高血糖高浸透圧昏睡になると適切な処置をしないと死ぬ!?

糖尿病は非常に合併症が多い病気として知られています。糖尿病における合併症ですが、慢性合併症と急性合併症の2つに分けることができ、いずれの合併症も非常に危険なものであると言って良いでしょう。ここでは急性合併症の1つである高血糖高浸透圧性昏睡にスポットをあててみます。

高血糖高浸透圧昏睡はどんな症状のことを指しているのか

高血糖高浸透圧性昏睡とは1型糖尿病が発生する時などに起こるものです。極端にインスリンが不足してしまうことで起こる症状であり、最悪の場合は意識障害や昏睡を起こしてしまい、命が失われてしまうこともあります。糖尿病は基本的に自覚症状のない病気として知られているのですが、血糖値のコントロールがうまくいかない時には、急性症状が起こることが多いのです。

高血糖高浸透圧性昏睡と同じくしてインスリンが不足して起こるのが、糖尿病性ケトアシドーシスと呼ばれる症状です。こちらは体内にケトン体が増えてしまい、アシドーシスを起こす症状であり、酷い時には昏睡を起こします。高血糖高浸透圧性昏睡と似たものだと言えるのですが、起こるメカニズムは違っています。

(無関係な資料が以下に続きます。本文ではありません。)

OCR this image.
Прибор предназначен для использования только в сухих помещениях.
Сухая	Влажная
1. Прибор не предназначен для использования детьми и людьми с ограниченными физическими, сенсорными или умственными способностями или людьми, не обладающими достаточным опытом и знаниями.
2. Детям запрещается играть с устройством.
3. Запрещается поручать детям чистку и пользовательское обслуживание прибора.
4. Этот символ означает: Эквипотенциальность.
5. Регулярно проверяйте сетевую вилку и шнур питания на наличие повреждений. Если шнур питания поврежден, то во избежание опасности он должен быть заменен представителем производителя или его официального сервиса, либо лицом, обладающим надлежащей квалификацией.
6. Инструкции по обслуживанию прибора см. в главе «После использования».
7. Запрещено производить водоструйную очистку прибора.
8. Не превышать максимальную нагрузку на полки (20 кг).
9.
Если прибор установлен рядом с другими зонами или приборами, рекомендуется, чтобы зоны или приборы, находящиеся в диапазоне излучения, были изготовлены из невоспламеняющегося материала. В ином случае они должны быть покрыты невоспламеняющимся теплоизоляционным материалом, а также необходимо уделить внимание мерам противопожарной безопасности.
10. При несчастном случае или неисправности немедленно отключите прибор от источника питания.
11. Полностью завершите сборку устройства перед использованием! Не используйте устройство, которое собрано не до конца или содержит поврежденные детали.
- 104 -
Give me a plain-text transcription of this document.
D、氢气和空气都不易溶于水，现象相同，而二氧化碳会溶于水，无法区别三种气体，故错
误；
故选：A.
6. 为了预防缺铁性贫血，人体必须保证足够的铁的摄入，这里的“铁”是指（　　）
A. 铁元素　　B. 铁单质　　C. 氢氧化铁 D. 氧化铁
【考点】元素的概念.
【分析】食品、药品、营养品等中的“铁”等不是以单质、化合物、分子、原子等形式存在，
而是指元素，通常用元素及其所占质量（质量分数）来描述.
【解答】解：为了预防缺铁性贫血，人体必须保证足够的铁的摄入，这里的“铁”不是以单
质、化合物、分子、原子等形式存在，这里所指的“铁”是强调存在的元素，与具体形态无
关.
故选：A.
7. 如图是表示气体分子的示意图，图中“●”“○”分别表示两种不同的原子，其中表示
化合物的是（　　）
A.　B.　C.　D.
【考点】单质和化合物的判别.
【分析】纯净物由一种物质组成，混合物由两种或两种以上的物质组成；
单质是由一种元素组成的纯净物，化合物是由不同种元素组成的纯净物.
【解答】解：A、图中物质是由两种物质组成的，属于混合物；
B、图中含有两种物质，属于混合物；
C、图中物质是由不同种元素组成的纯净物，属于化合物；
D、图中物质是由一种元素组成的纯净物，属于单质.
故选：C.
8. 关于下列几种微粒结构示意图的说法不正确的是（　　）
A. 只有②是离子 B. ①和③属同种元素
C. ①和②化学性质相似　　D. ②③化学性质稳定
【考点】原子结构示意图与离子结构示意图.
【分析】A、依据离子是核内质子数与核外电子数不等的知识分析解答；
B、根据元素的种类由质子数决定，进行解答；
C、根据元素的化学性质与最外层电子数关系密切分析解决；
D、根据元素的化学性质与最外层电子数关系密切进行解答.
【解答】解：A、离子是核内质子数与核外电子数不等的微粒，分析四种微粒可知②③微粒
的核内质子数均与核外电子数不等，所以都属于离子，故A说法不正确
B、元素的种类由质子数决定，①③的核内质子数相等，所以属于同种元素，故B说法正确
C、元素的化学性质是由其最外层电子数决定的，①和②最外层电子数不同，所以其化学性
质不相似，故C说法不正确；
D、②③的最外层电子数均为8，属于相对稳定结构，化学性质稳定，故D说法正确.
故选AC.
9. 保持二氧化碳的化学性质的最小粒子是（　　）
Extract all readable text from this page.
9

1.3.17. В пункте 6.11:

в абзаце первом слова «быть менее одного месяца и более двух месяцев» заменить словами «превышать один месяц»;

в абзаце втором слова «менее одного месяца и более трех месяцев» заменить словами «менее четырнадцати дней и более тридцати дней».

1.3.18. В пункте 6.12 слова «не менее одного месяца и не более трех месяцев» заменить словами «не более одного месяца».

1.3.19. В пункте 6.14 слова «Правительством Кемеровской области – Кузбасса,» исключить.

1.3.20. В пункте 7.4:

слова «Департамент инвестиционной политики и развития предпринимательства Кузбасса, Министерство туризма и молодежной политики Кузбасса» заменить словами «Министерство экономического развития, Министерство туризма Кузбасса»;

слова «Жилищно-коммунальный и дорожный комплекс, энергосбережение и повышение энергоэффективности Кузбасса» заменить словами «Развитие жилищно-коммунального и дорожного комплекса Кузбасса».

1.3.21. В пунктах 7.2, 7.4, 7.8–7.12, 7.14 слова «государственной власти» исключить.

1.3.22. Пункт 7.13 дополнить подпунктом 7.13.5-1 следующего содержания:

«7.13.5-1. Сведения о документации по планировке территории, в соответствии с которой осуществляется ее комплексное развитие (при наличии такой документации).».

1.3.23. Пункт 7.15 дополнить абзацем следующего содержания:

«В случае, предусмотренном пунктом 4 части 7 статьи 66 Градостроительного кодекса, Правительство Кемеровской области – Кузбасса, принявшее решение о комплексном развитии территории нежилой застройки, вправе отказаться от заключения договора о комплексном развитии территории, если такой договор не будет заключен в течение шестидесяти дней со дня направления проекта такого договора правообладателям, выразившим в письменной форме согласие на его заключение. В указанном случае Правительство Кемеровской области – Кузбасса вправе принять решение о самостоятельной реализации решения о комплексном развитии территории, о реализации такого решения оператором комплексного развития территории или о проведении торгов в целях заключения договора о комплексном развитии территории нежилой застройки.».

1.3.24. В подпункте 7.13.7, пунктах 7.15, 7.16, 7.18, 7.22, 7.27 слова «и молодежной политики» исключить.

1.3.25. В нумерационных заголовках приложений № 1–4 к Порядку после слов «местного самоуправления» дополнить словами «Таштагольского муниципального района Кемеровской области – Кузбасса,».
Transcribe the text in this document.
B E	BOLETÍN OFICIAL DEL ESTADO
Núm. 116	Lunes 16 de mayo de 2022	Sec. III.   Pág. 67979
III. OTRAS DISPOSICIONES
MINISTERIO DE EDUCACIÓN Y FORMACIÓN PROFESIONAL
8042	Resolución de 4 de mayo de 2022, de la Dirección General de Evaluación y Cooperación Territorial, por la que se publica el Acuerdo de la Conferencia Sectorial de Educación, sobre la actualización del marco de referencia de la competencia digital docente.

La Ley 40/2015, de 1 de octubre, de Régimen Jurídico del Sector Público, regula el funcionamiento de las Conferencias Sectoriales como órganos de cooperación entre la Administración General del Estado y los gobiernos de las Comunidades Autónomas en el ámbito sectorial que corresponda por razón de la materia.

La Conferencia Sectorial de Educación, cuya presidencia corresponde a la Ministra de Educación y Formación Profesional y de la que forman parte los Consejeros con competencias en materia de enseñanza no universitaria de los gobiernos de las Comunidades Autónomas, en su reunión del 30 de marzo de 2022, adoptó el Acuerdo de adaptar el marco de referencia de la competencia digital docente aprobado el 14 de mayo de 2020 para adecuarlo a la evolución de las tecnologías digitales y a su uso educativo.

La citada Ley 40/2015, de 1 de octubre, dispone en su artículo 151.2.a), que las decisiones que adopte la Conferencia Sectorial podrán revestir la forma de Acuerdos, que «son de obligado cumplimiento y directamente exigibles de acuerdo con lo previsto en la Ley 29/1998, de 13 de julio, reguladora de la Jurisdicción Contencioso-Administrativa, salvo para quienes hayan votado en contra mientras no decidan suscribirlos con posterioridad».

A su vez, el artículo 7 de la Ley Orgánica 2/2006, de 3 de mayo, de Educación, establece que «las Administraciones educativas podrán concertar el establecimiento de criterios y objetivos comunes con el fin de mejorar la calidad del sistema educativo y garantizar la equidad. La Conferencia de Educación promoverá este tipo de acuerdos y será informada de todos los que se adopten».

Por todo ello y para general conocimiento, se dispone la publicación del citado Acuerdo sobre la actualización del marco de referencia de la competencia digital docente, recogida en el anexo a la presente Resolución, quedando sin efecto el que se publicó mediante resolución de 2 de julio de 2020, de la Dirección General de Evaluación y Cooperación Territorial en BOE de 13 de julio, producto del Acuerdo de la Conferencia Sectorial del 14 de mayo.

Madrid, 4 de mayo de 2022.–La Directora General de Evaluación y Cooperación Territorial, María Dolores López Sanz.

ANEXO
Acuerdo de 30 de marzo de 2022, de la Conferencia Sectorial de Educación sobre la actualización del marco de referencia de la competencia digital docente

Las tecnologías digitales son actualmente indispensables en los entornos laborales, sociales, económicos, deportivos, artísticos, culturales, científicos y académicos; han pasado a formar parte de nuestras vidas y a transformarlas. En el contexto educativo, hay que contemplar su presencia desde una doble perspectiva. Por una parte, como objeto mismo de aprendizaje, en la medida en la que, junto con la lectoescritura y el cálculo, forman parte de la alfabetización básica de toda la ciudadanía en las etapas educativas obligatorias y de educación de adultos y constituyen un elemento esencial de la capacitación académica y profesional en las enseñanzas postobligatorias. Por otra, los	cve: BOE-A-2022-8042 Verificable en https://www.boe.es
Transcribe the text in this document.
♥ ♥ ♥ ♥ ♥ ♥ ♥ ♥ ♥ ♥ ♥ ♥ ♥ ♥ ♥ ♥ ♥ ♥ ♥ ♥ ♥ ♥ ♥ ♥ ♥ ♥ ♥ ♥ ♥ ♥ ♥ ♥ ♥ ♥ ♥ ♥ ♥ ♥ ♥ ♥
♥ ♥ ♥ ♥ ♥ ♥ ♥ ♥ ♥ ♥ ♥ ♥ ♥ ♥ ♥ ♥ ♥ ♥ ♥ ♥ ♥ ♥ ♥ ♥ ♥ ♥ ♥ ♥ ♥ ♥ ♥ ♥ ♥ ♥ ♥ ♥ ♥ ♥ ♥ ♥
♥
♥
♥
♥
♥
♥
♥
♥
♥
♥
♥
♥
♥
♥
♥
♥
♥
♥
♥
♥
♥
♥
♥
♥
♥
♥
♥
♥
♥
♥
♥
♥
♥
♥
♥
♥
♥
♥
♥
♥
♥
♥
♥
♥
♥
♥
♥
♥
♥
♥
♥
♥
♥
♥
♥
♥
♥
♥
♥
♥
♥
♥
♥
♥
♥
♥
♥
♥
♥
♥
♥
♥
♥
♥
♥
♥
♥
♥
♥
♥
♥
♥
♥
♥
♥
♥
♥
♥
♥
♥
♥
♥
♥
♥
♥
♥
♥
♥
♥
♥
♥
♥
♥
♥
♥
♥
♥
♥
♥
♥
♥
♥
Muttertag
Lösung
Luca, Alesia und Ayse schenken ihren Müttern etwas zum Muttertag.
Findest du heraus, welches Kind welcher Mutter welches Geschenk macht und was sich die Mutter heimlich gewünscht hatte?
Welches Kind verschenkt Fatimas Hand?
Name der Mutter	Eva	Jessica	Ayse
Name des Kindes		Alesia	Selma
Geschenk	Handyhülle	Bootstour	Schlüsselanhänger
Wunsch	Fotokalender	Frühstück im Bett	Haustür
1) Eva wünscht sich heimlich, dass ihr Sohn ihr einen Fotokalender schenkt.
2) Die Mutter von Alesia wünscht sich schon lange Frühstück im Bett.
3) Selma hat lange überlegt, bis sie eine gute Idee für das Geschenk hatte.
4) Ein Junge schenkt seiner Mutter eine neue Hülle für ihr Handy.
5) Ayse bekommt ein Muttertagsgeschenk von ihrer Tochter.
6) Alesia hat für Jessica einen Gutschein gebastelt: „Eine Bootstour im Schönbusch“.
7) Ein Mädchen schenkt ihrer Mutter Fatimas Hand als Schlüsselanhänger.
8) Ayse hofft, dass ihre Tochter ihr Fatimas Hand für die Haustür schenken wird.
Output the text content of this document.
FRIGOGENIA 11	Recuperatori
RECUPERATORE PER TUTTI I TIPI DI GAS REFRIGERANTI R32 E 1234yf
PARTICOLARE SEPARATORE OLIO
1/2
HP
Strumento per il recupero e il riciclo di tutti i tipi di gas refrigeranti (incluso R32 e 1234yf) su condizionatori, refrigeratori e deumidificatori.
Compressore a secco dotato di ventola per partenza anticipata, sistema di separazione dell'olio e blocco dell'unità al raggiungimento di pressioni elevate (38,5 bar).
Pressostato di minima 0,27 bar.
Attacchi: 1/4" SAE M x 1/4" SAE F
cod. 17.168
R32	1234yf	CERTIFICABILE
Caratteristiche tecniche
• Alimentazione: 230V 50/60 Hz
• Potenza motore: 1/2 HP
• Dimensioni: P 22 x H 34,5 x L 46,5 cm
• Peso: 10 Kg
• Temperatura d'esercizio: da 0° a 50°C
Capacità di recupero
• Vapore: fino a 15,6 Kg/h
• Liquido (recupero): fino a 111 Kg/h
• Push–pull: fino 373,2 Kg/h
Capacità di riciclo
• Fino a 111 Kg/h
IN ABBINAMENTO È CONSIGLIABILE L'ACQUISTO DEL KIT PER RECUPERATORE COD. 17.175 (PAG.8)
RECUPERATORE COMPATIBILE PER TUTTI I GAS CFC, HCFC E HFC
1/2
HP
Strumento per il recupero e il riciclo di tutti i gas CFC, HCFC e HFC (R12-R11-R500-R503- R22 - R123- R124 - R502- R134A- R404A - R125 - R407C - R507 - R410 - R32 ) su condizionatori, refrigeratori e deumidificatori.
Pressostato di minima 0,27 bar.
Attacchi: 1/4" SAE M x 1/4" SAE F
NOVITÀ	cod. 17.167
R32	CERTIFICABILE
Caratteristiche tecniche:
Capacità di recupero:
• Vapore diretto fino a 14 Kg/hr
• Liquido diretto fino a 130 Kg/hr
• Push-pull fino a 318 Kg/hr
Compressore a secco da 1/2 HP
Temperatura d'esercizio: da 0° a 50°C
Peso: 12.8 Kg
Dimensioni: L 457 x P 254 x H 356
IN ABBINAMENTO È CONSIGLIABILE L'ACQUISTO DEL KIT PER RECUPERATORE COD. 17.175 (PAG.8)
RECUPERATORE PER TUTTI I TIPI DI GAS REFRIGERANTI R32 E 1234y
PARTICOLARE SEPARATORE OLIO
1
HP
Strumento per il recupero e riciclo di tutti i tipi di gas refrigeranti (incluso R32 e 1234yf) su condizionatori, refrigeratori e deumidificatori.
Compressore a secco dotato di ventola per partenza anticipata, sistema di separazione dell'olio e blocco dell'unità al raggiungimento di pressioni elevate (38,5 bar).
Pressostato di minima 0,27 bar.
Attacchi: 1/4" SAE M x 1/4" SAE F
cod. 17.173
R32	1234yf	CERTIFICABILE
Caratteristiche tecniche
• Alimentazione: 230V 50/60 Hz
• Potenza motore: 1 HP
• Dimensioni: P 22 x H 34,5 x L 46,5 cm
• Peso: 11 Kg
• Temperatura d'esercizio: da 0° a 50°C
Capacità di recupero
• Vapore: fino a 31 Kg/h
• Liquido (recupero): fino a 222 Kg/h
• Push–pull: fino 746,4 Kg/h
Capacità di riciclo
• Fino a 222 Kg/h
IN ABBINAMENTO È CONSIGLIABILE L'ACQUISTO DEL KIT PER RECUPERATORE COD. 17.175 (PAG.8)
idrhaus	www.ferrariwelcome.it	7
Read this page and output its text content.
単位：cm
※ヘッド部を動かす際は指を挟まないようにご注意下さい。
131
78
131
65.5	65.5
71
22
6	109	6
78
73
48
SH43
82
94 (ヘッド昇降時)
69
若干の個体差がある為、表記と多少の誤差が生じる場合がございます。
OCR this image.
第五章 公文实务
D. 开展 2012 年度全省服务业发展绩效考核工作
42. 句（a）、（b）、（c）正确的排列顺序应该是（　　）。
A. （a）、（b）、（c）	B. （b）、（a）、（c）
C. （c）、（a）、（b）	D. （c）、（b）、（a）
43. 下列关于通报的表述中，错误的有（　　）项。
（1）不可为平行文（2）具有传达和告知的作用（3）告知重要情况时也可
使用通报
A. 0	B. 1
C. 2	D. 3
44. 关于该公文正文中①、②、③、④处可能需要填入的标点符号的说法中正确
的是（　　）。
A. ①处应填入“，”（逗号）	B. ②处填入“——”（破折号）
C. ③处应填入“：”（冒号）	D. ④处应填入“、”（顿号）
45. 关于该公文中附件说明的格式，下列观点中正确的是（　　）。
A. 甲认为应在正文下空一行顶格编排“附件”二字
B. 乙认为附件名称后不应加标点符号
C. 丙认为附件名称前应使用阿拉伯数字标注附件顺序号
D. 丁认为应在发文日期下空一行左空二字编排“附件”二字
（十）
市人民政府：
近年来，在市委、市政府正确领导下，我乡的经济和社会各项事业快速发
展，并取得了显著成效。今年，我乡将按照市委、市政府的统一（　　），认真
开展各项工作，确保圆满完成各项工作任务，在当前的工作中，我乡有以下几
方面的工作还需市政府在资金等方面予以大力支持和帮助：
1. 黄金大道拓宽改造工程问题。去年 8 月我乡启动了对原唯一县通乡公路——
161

高血糖高浸透圧性昏睡の場合は、高血糖の状態が続くことにより、多尿となることから脱水状態になることが原因です。脱水状態になることでさらに血糖値が上昇してしまい、さらには血液の濃度そのものが上がることから、浸透圧が高まって体細胞が異常をきたします。

適切な処置をしないと命の危険もある?

比較的に高齢者に起こりやすい急性症状であり、高血糖高浸透圧性昏睡の場合は血糖値が異常に高くなっているのが特徴だと考えて良いでしょう。インスリン不足が原因と考えられているのですが、感染症などから発症することもあるので、正確なことは未だ解っていないようですね。

昏睡以外の症状としては倦怠感、喉の渇きからくる多飲、体重減少などがあります。これらの症状が進行していくことで意識障害や昏睡などを起こしてしまうのです。ですので、何らかの症状を感じた時にはすぐにでも医療機関に連絡をすることが重要だと言えます。